We take these precious minutes to just be, to enjoy each others company, a rare moment just for us. We reminisce about old times when we’d have all the children in tow and sitting taking in the world around us was impossible. He holds my hand, I lean into him, grateful for our life.
But we came here to find the mines , so we go back to the camper and drive a little way down the road to find a car park on the cliffs. From here we can see way out to see and also, apparently quite close, the tell tale chimneys of some tin mines.
The views along the cliffs are stunning, with a dramatic coastline that takes mt breath away. Although we try to capture it in photos, they never do it justice.
I stand in the wild heather, its colour, its glory , thrilling to me.
We take a long, sometimes difficult, walk along the cliff and all the while I’m lifting up my heart to the creator in thankfulness for such astonishing beauty. I can hardly contain my joy, it often brings me near to tears. And it’s not only the scenery, but thinking of people, family, friends, chance meetings, all of it gives me cause to be grateful.

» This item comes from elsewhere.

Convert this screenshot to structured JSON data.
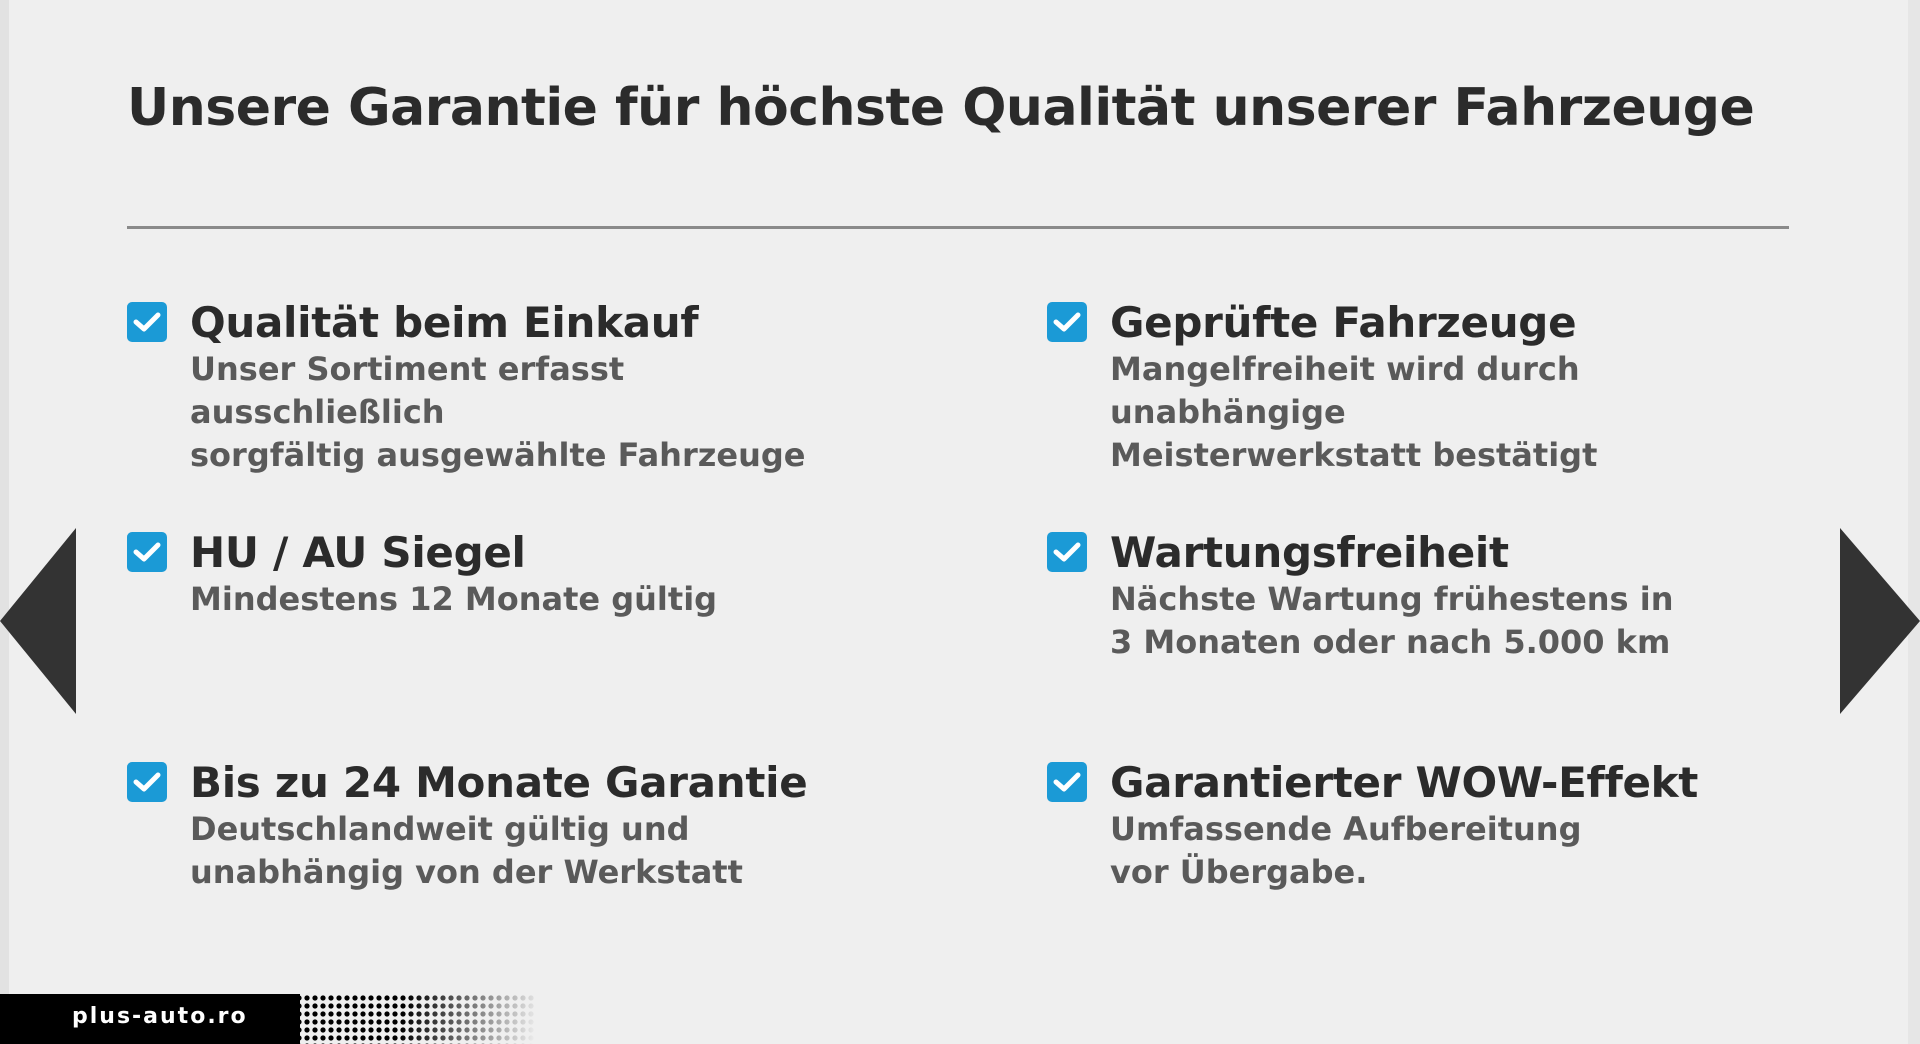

It’s our last night on the campsite with Jo and Paul and we’ve been asked to come and have pasta with them, probably our last dinner together this holiday. We chill out, me reading and Peter playing the guitar until the children are asleep and they are ready for us, about 8.0pm.
When we get arrive it’s clear Jo has forgotten that she asked us for food, but quickly Paul gets pasta and sauce organised. We have a drink and for a couple of hours make the most of being together.